On a déposé devant moi un dernier cadeau, j'ai froncé les sourcils. Si on faisait le décompte, tous les paquets de ma famille étaient déjà passés : celui de ma grand-mère, de ma tante, de mon autre tante et d'Olivier. Instinctivement, je me suis tourné vers Agathe qui me regardait avec un sourire amusé.

─ C'est de toi ? lui ai-je demandé.

─ Peut-être, a-t-elle feint.

─ Mais non... ai-je chuchoté. Arrête, c'est super gênant, moi, je t'ai rien offert !

─ C'est pas grave, je m'attendais pas à ce que tu m'offres quelque chose. Vas-y ouvre.

Je suis resté face au cadeau, mal à l'aise comme jamais. J'ai fini par secouer la tête et ai poussé le paquet.

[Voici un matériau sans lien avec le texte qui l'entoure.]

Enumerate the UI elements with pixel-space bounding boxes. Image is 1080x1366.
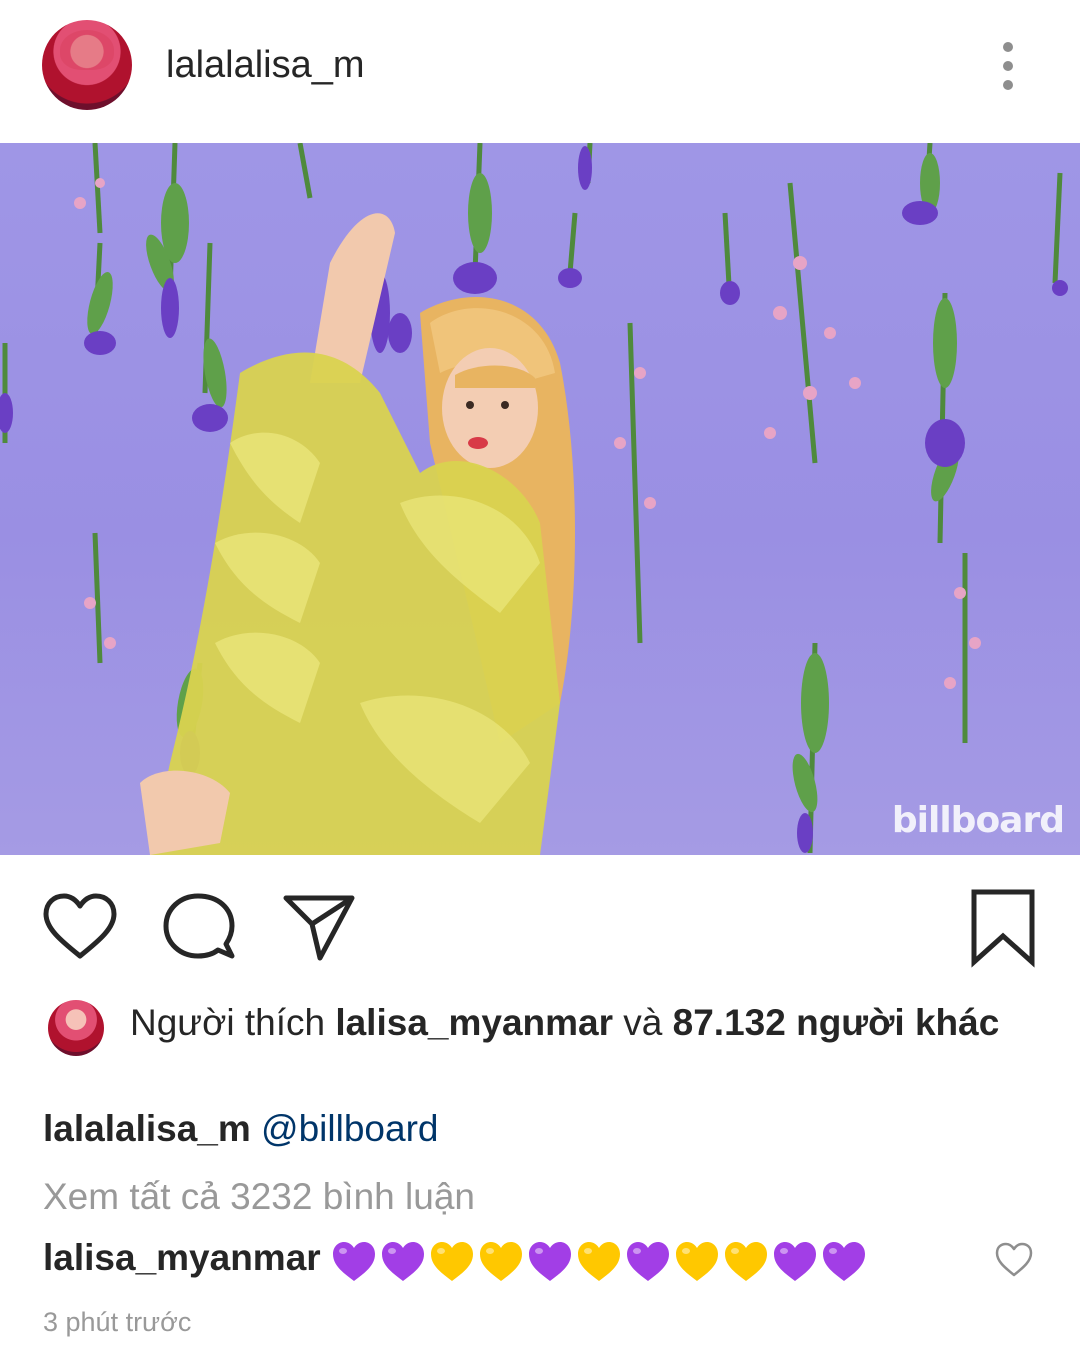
bookmark-icon[interactable] bbox=[966, 888, 1046, 968]
yellow-heart-emoji bbox=[479, 1242, 522, 1282]
view-all-comments-link[interactable]: Xem tất cả 3232 bình luận bbox=[43, 1172, 475, 1222]
purple-heart-emoji bbox=[822, 1242, 865, 1282]
liker-avatar[interactable] bbox=[48, 1000, 104, 1056]
purple-heart-emoji bbox=[626, 1242, 669, 1282]
yellow-heart-emoji bbox=[724, 1242, 767, 1282]
comment-item: lalisa_myanmar bbox=[43, 1230, 983, 1286]
purple-heart-emoji bbox=[332, 1242, 375, 1282]
yellow-heart-emoji bbox=[577, 1242, 620, 1282]
action-bar bbox=[0, 870, 1080, 970]
post-timestamp: 3 phút trước bbox=[43, 1307, 192, 1337]
share-send-icon[interactable] bbox=[280, 888, 360, 968]
likes-text[interactable]: Người thích lalisa_myanmar và 87.132 ngư… bbox=[130, 998, 1030, 1048]
likes-count[interactable]: 87.132 người khác bbox=[673, 1002, 1000, 1043]
caption-mention-link[interactable]: @billboard bbox=[261, 1108, 438, 1149]
comment-username[interactable]: lalisa_myanmar bbox=[43, 1237, 321, 1278]
purple-heart-emoji bbox=[528, 1242, 571, 1282]
photo-illustration bbox=[0, 143, 1068, 855]
billboard-watermark: billboard bbox=[891, 800, 1065, 841]
more-options-icon[interactable] bbox=[990, 38, 1026, 94]
post-username[interactable]: lalalalisa_m bbox=[166, 42, 365, 88]
yellow-heart-emoji bbox=[675, 1242, 718, 1282]
likes-joiner: và bbox=[623, 1002, 663, 1043]
yellow-heart-emoji bbox=[430, 1242, 473, 1282]
likes-prefix: Người thích bbox=[130, 1002, 326, 1043]
post-photo[interactable]: billboard bbox=[0, 143, 1080, 855]
comment-icon[interactable] bbox=[160, 888, 240, 968]
purple-heart-emoji bbox=[381, 1242, 424, 1282]
post-header: lalalalisa_m bbox=[0, 0, 1080, 132]
purple-heart-emoji bbox=[773, 1242, 816, 1282]
comment-emoji-hearts bbox=[332, 1242, 865, 1282]
comment-like-heart-icon[interactable] bbox=[994, 1240, 1034, 1280]
profile-avatar[interactable] bbox=[42, 20, 132, 110]
caption-username[interactable]: lalalalisa_m bbox=[43, 1108, 251, 1149]
post-caption: lalalalisa_m @billboard bbox=[43, 1104, 438, 1154]
like-heart-icon[interactable] bbox=[40, 888, 120, 968]
liker-username[interactable]: lalisa_myanmar bbox=[335, 1002, 613, 1043]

─ Non, je peux pas. Écoute, je l'ouvrirai la prochaine fois qu'on se verra et cette fois-là, j'aurai un cadeau en échange.

─ Gabin, ça se trouve on ne va pas se voir avant Pâques, ouvre-le, je m'en fiche de la réciprocité.

─ Non, non. Tu fais quoi pour le Nouvel-An ?

Elle a haussé les épaules.

─ D'accord, eh bien le rendez-vous est pris, on fait le Nouvel-An ensemble et on ouvrira les cadeaux à ce moment.

Agathe a fini par accepter, déçue de ne pas connaître ma réaction en découvrant ce qui se trouvait à l'intérieur du papier cadeau. Je suis monté dans ma chambre pour ranger soigneusement le paquet dans un coin, à la fois coupable de ne pas avoir pensé à elle pour Noël mais heureux de la perspective du Nouvel-An avec elle : j'allais l'emmener à la soirée d'un de mes amis, et on verrait bien si face à eux, elle me trouverait toujours « beauf ».